L'enfance est un mirage et l'enfant se souvient de la tienne sous sa peau, jusqu’aux bruits et aux odeurs.
Notez que les vrais nécessiteux remercient toujours. Politesse exigée.
Comme un siècle auparavant, comme dans des centaines d'années, le vent agite en tous sens l'or sombre des genêts. Vous buvez à la santé du monde, vous trinquez à la grâce et au grand n'importe quoi des Hommes, aux blessures s'évanouissant dans les rafales.
Et un beau jour, sur le piédestal de ton altruisme, tu vins jusqu'à la classe de l'enfant déverser dans son monde ton bric-à-brac du cul, ton petit foutoir de la bite et de la chatte, ton catéchisme de l'orgasme et toute cette glorieuse liberté sur le tableau noir.
Le monde s'enivrait des ritournelles yéyés qui l'accompagneraient jusqu’à la tombe, Let's twist again. Rien ne salirait les souvenirs passés à l'eau de Javel, et ces reliques repassées et nickel resteront rangées par tailles, dans une malle du grenier, vieux vêtements d'enfant que personne ne se résout à jeter.
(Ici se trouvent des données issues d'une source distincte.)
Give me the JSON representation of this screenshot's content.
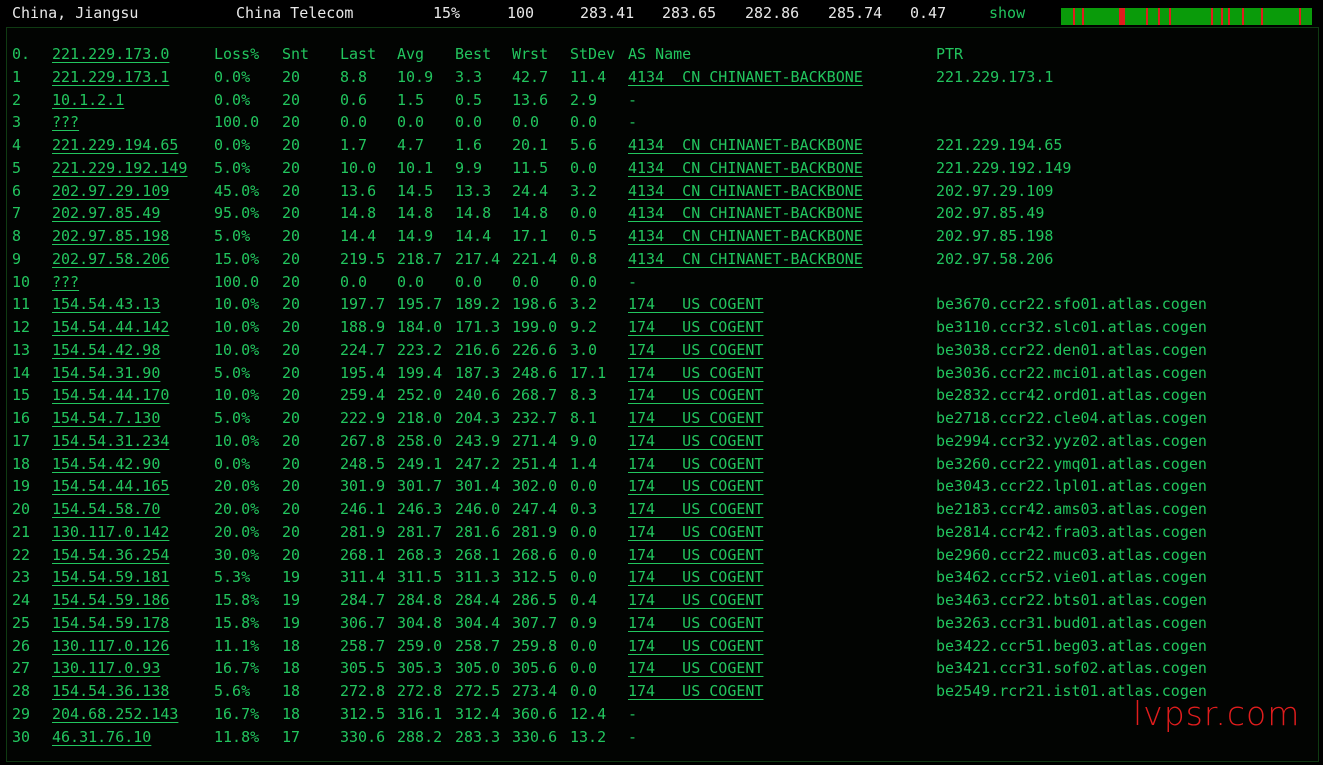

Comme ta mère et avant elle sa propre mère, comme toute la lignée des femmes avant toi, tu avais intégré ton infériorité intrinsèque, ta fragilité organique, ton inaptitude à prétendre plus. Depuis que tu tenais debout, tu connaissais la loi immuable : les garçons courent en hurlant de rire, cassent leurs jouets et disent des gros mots. Les filles sont soigneuses, romantiques et volontiers intimidées.
La tâche de vivre, vivre avec ardeur, vivre debout, vivre autrement qu'en se laissant salement glisser sur la pente, tu n'en étais pas encore là.
Les mères ont le ventre rempli d'orties. La maternité est un fleuve qui charrie, dans un climat de rare bienveillance sociale, la folie la plus noire.
Tu la tiens, ta revanche. Sur l'amour toujours bancal, sur l'amour toujours manquant. Sur l'infériorité liée à ton sexe. Ta prétendue fragilité, mon œil.